Friday, December 16, 2005

Hwang trying to put his shoe back on...

. . . but he may not even fill his own shoes anymore.

My wife, who is Korean, watched today's news conference and listened to both Hwang Woo-suk and Roh Sung-il speak about the stem-cell controversy.

Reuters, in an article by Cheon Jong-woo and Kim So-young, "S[outh] Korean scientist says has proof made stem cells" (December 16, 2005), presents a summary of Hwang's remarks but not of Roh's. Here's a sample:
A South Korean scientist whose work is under intense scrutiny hit back at his accusers on Friday, saying he had proof his team had made patient-tailored stem cells this year and he would produce the evidence soon.

Hwang Woo-suk told a televised news conference at Seoul National University five frozen stem cells were in the process of being thawed for analysis. He expected results in 10 days.

"Our six research members made 11 stem cells and all confirmed this," Hwang said at the packed briefing in a lecture hall. "We six researchers have no doubt."
My wife thinks that Hwang is lying. She cited Roh's presentation, which followed Hwang's and which questioned much of what Hwang claimed.

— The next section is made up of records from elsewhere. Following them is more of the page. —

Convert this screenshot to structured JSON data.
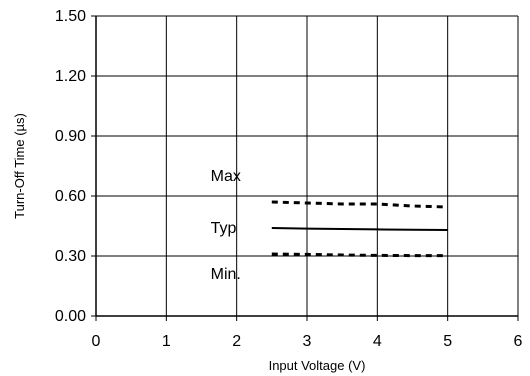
{
  "chart_data": {
    "type": "line",
    "title": "",
    "xlabel": "Input Voltage (V)",
    "ylabel": "Turn-Off Time (µs)",
    "xlim": [
      0,
      6
    ],
    "ylim": [
      0,
      1.5
    ],
    "x_ticks": [
      "0",
      "1",
      "2",
      "3",
      "4",
      "5",
      "6"
    ],
    "y_ticks": [
      "0.00",
      "0.30",
      "0.60",
      "0.90",
      "1.20",
      "1.50"
    ],
    "grid": true,
    "legend": "none",
    "annotations": [
      "Max",
      "Typ",
      "Min."
    ],
    "series": [
      {
        "name": "Max",
        "style": "dashed",
        "color": "#000000",
        "x": [
          2.5,
          3,
          3.5,
          4,
          4.5,
          5
        ],
        "y": [
          0.57,
          0.565,
          0.56,
          0.56,
          0.55,
          0.545
        ]
      },
      {
        "name": "Typ",
        "style": "solid",
        "color": "#000000",
        "x": [
          2.5,
          3,
          3.5,
          4,
          4.5,
          5
        ],
        "y": [
          0.44,
          0.437,
          0.435,
          0.433,
          0.431,
          0.43
        ]
      },
      {
        "name": "Min.",
        "style": "dashed",
        "color": "#000000",
        "x": [
          2.5,
          3,
          3.5,
          4,
          4.5,
          5
        ],
        "y": [
          0.31,
          0.308,
          0.305,
          0.303,
          0.302,
          0.302
        ]
      }
    ]
  }
}
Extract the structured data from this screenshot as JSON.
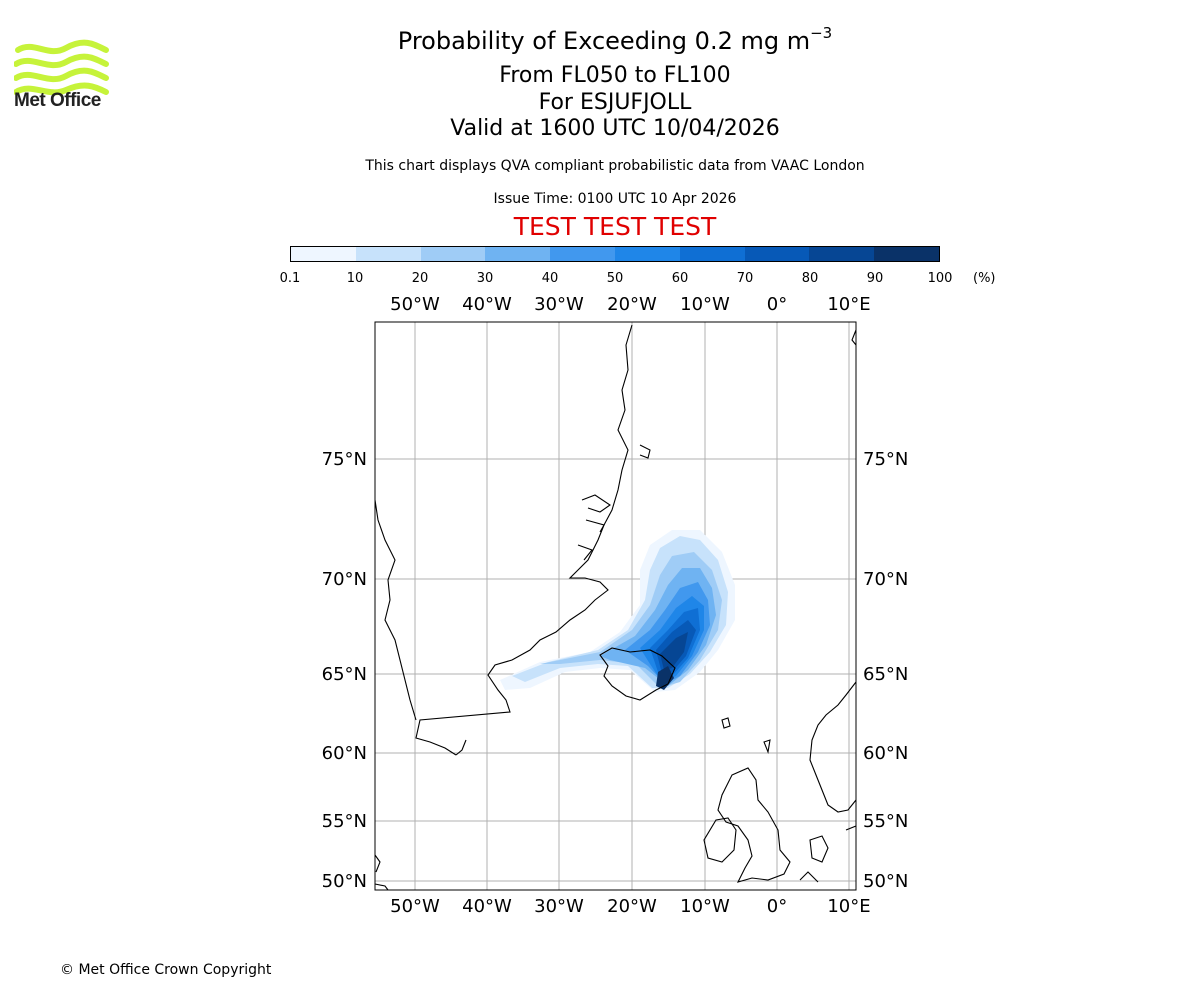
{
  "logo": {
    "text": "Met Office",
    "icon": "met-office-wave-logo",
    "color": "#c6f33a"
  },
  "header": {
    "title_main": "Probability of Exceeding 0.2 mg m",
    "title_sup": "−3",
    "levels": "From FL050 to FL100",
    "volcano": "For ESJUFJOLL",
    "valid": "Valid at 1600 UTC 10/04/2026",
    "disclaimer": "This chart displays QVA compliant probabilistic data from VAAC London",
    "issue_time": "Issue Time: 0100 UTC 10 Apr 2026",
    "test_banner": "TEST TEST TEST"
  },
  "colorbar": {
    "ticks": [
      "0.1",
      "10",
      "20",
      "30",
      "40",
      "50",
      "60",
      "70",
      "80",
      "90",
      "100"
    ],
    "unit": "(%)",
    "colors": [
      "#eef6ff",
      "#c7e2fb",
      "#9fccf6",
      "#6fb3f2",
      "#4198ee",
      "#1f86e8",
      "#0f6fd4",
      "#0759b7",
      "#064694",
      "#0a3268"
    ]
  },
  "map": {
    "lon_labels": [
      "50°W",
      "40°W",
      "30°W",
      "20°W",
      "10°W",
      "0°",
      "10°E"
    ],
    "lat_labels": [
      "75°N",
      "70°N",
      "65°N",
      "60°N",
      "55°N",
      "50°N"
    ]
  },
  "footer": {
    "copyright": "© Met Office Crown Copyright"
  }
}
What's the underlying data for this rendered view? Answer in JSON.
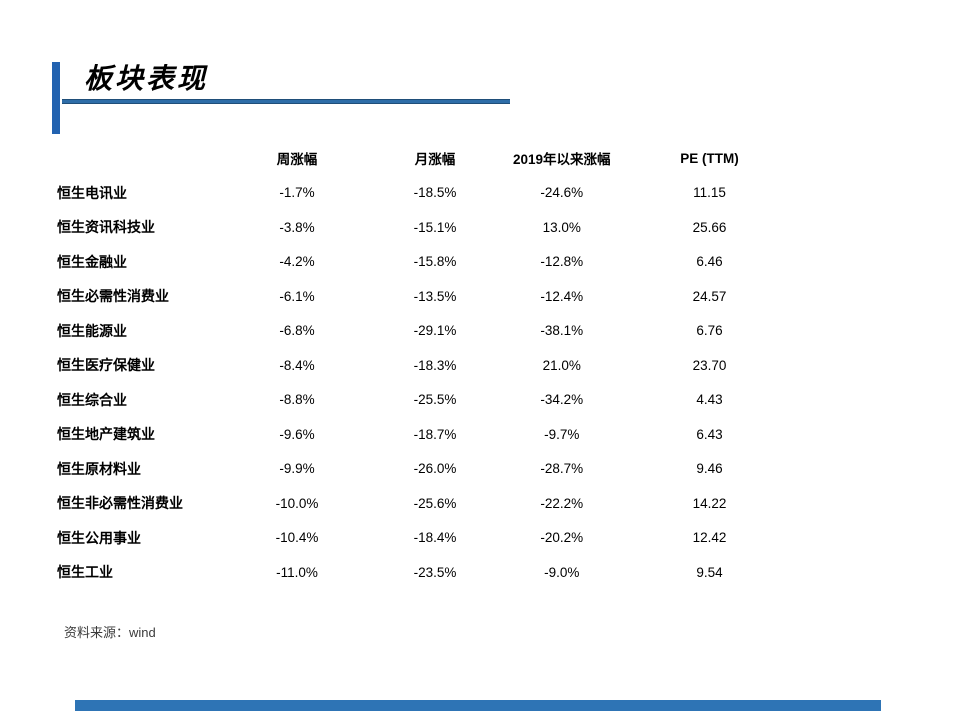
{
  "slide": {
    "title": "板块表现",
    "source_note": "资料来源：wind"
  },
  "accent_colors": {
    "title_bar": "#2262B0",
    "title_line": "#2E6DA8",
    "footer_bar": "#2E74B5"
  },
  "table": {
    "headers": [
      "周涨幅",
      "月涨幅",
      "2019年以来涨幅",
      "PE (TTM)"
    ],
    "rows": [
      {
        "label": "恒生电讯业",
        "values": [
          "-1.7%",
          "-18.5%",
          "-24.6%",
          "11.15"
        ]
      },
      {
        "label": "恒生资讯科技业",
        "values": [
          "-3.8%",
          "-15.1%",
          "13.0%",
          "25.66"
        ]
      },
      {
        "label": "恒生金融业",
        "values": [
          "-4.2%",
          "-15.8%",
          "-12.8%",
          "6.46"
        ]
      },
      {
        "label": "恒生必需性消费业",
        "values": [
          "-6.1%",
          "-13.5%",
          "-12.4%",
          "24.57"
        ]
      },
      {
        "label": "恒生能源业",
        "values": [
          "-6.8%",
          "-29.1%",
          "-38.1%",
          "6.76"
        ]
      },
      {
        "label": "恒生医疗保健业",
        "values": [
          "-8.4%",
          "-18.3%",
          "21.0%",
          "23.70"
        ]
      },
      {
        "label": "恒生综合业",
        "values": [
          "-8.8%",
          "-25.5%",
          "-34.2%",
          "4.43"
        ]
      },
      {
        "label": "恒生地产建筑业",
        "values": [
          "-9.6%",
          "-18.7%",
          "-9.7%",
          "6.43"
        ]
      },
      {
        "label": "恒生原材料业",
        "values": [
          "-9.9%",
          "-26.0%",
          "-28.7%",
          "9.46"
        ]
      },
      {
        "label": "恒生非必需性消费业",
        "values": [
          "-10.0%",
          "-25.6%",
          "-22.2%",
          "14.22"
        ]
      },
      {
        "label": "恒生公用事业",
        "values": [
          "-10.4%",
          "-18.4%",
          "-20.2%",
          "12.42"
        ]
      },
      {
        "label": "恒生工业",
        "values": [
          "-11.0%",
          "-23.5%",
          "-9.0%",
          "9.54"
        ]
      }
    ]
  }
}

According to my wife, Roh said that he had spoken by telephone with one of Hwang's junior researchers in America, Kim Seon-jong, and had learned directly from him that Hwang had asked him to fabricate data on the article for Science. Apparently, Hwang also promised to obtain a professorship for Kim and make him a team leader in the stem-cell hub if he cooperated. Later, Hwang threatened Kim with a lawsuit if he didn't cooperate.

First a carrot, then a stick.

Roh Sung-il is the man who stood by Hwang only a few weeks ago when Hwang stated that he had not known that two of his researchers had donated ova. Roh supported Hwang's claim and stated that he himself had handled that 'donation' and had told Hwang nothing.

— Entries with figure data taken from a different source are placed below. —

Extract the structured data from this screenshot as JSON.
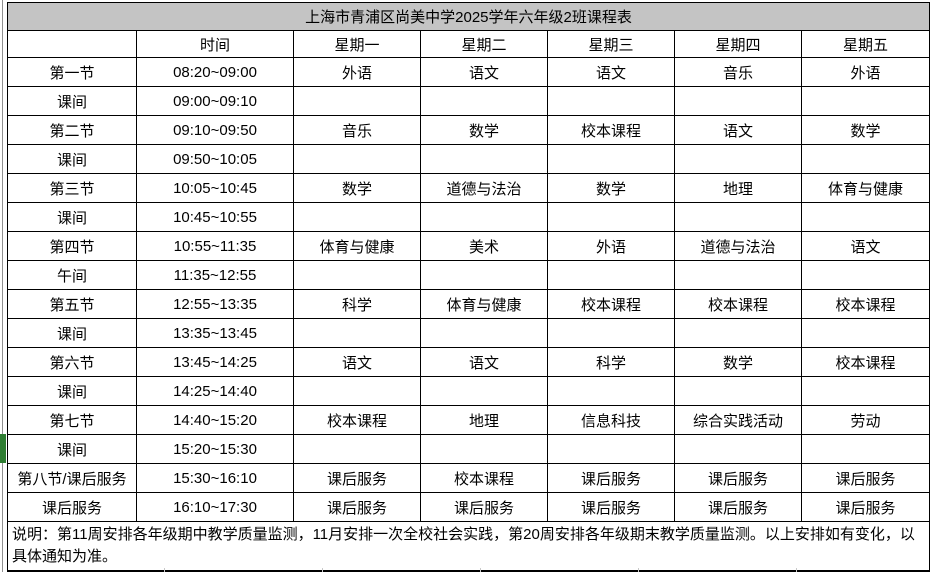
{
  "title": "上海市青浦区尚美中学2025学年六年级2班课程表",
  "header": {
    "corner": "",
    "time_label": "时间",
    "days": [
      "星期一",
      "星期二",
      "星期三",
      "星期四",
      "星期五"
    ]
  },
  "rows": [
    {
      "label": "第一节",
      "time": "08:20~09:00",
      "type": "class",
      "cells": [
        "外语",
        "语文",
        "语文",
        "音乐",
        "外语"
      ]
    },
    {
      "label": "课间",
      "time": "09:00~09:10",
      "type": "break",
      "cells": [
        "",
        "",
        "",
        "",
        ""
      ]
    },
    {
      "label": "第二节",
      "time": "09:10~09:50",
      "type": "class",
      "cells": [
        "音乐",
        "数学",
        "校本课程",
        "语文",
        "数学"
      ]
    },
    {
      "label": "课间",
      "time": "09:50~10:05",
      "type": "break",
      "cells": [
        "",
        "",
        "",
        "",
        ""
      ]
    },
    {
      "label": "第三节",
      "time": "10:05~10:45",
      "type": "class",
      "cells": [
        "数学",
        "道德与法治",
        "数学",
        "地理",
        "体育与健康"
      ]
    },
    {
      "label": "课间",
      "time": "10:45~10:55",
      "type": "break",
      "cells": [
        "",
        "",
        "",
        "",
        ""
      ]
    },
    {
      "label": "第四节",
      "time": "10:55~11:35",
      "type": "class",
      "cells": [
        "体育与健康",
        "美术",
        "外语",
        "道德与法治",
        "语文"
      ]
    },
    {
      "label": "午间",
      "time": "11:35~12:55",
      "type": "break",
      "cells": [
        "",
        "",
        "",
        "",
        ""
      ]
    },
    {
      "label": "第五节",
      "time": "12:55~13:35",
      "type": "class",
      "cells": [
        "科学",
        "体育与健康",
        "校本课程",
        "校本课程",
        "校本课程"
      ]
    },
    {
      "label": "课间",
      "time": "13:35~13:45",
      "type": "break",
      "cells": [
        "",
        "",
        "",
        "",
        ""
      ]
    },
    {
      "label": "第六节",
      "time": "13:45~14:25",
      "type": "class",
      "cells": [
        "语文",
        "语文",
        "科学",
        "数学",
        "校本课程"
      ]
    },
    {
      "label": "课间",
      "time": "14:25~14:40",
      "type": "break",
      "cells": [
        "",
        "",
        "",
        "",
        ""
      ]
    },
    {
      "label": "第七节",
      "time": "14:40~15:20",
      "type": "class",
      "cells": [
        "校本课程",
        "地理",
        "信息科技",
        "综合实践活动",
        "劳动"
      ]
    },
    {
      "label": "课间",
      "time": "15:20~15:30",
      "type": "break",
      "cells": [
        "",
        "",
        "",
        "",
        ""
      ]
    },
    {
      "label": "第八节/课后服务",
      "time": "15:30~16:10",
      "type": "yellow",
      "cells": [
        "课后服务",
        "校本课程",
        "课后服务",
        "课后服务",
        "课后服务"
      ]
    },
    {
      "label": "课后服务",
      "time": "16:10~17:30",
      "type": "blue",
      "cells": [
        "课后服务",
        "课后服务",
        "课后服务",
        "课后服务",
        "课后服务"
      ]
    }
  ],
  "note": "说明：第11周安排各年级期中教学质量监测，11月安排一次全校社会实践，第20周安排各年级期末教学质量监测。以上安排如有变化，以具体通知为准。",
  "colors": {
    "class_cell": "#F5B98A",
    "break_cell": "#D9D9D9",
    "afterschool_yellow": "#FFFF00",
    "afterschool_blue": "#00B0F0",
    "title_bg": "#C4C4C4",
    "active_row_marker": "#2E7D32"
  }
}
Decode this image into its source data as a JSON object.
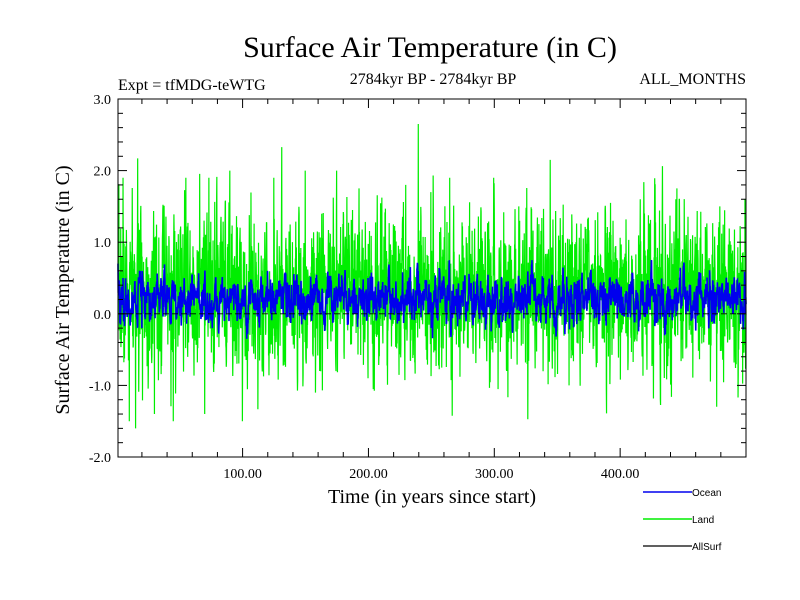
{
  "chart_data": {
    "type": "line",
    "title": "Surface Air Temperature (in C)",
    "subtitle_left": "Expt = tfMDG-teWTG",
    "subtitle_center": "2784kyr BP - 2784kyr BP",
    "subtitle_right": "ALL_MONTHS",
    "xlabel": "Time (in years since start)",
    "ylabel": "Surface Air Temperature (in C)",
    "xlim": [
      1,
      500
    ],
    "ylim": [
      -2.0,
      3.0
    ],
    "x_ticks": [
      100,
      200,
      300,
      400
    ],
    "x_tick_labels": [
      "100.00",
      "200.00",
      "300.00",
      "400.00"
    ],
    "y_ticks": [
      -2,
      -1,
      0,
      1,
      2,
      3
    ],
    "y_tick_labels": [
      "-2.0",
      "-1.0",
      "0.0",
      "1.0",
      "2.0",
      "3.0"
    ],
    "reference_line_y": 0,
    "legend_position": "bottom-right",
    "series": [
      {
        "name": "Land",
        "color": "#00ee00",
        "values_key_points": [
          [
            1,
            0.6
          ],
          [
            5,
            1.9
          ],
          [
            10,
            -1.5
          ],
          [
            15,
            -1.6
          ],
          [
            30,
            -1.4
          ],
          [
            45,
            -1.5
          ],
          [
            55,
            1.9
          ],
          [
            70,
            -1.4
          ],
          [
            90,
            2.0
          ],
          [
            100,
            -1.5
          ],
          [
            125,
            1.9
          ],
          [
            150,
            2.0
          ],
          [
            175,
            2.0
          ],
          [
            200,
            -0.9
          ],
          [
            230,
            1.8
          ],
          [
            240,
            2.65
          ],
          [
            250,
            1.7
          ],
          [
            265,
            1.9
          ],
          [
            300,
            1.9
          ],
          [
            320,
            1.5
          ],
          [
            345,
            2.15
          ],
          [
            360,
            -1.0
          ],
          [
            395,
            1.3
          ],
          [
            420,
            1.4
          ],
          [
            445,
            1.6
          ],
          [
            480,
            1.5
          ],
          [
            495,
            -0.5
          ],
          [
            500,
            1.6
          ]
        ],
        "mean_level": 0.3,
        "amplitude_range": [
          -1.6,
          2.65
        ]
      },
      {
        "name": "Ocean",
        "color": "#0000ee",
        "values_key_points": [
          [
            1,
            0.7
          ],
          [
            5,
            0.5
          ],
          [
            20,
            -0.2
          ],
          [
            60,
            0.55
          ],
          [
            120,
            0.6
          ],
          [
            160,
            0.35
          ],
          [
            200,
            0.5
          ],
          [
            240,
            0.6
          ],
          [
            280,
            0.25
          ],
          [
            310,
            0.45
          ],
          [
            360,
            0.25
          ],
          [
            400,
            0.4
          ],
          [
            450,
            0.25
          ],
          [
            480,
            0.35
          ],
          [
            500,
            0.0
          ]
        ],
        "mean_level": 0.2,
        "amplitude_range": [
          -0.35,
          0.75
        ]
      },
      {
        "name": "AllSurf",
        "color": "#000000",
        "values_key_points": [],
        "mean_level": null
      }
    ]
  }
}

Now, Roh no longer supports Hwang.

While one can reasonably doubt either man, my wife found Roh more persuasive because he spoke at length and answered many questions in great detail, whereas Hwang spoke only briefly and very generally, making imprecise claims and offering uncertain promises, but providing no hard evidence, claiming that most of it had been lost.

As one local wit, Sperwer, put it, Hwang's cloned dog "Snuppy" must have eaten the 'homework.'

We may yet have some time to wait for that second shoe to drop, but when it does, I suspect that Hwang will find himself, not Snuppy, in the doghouse.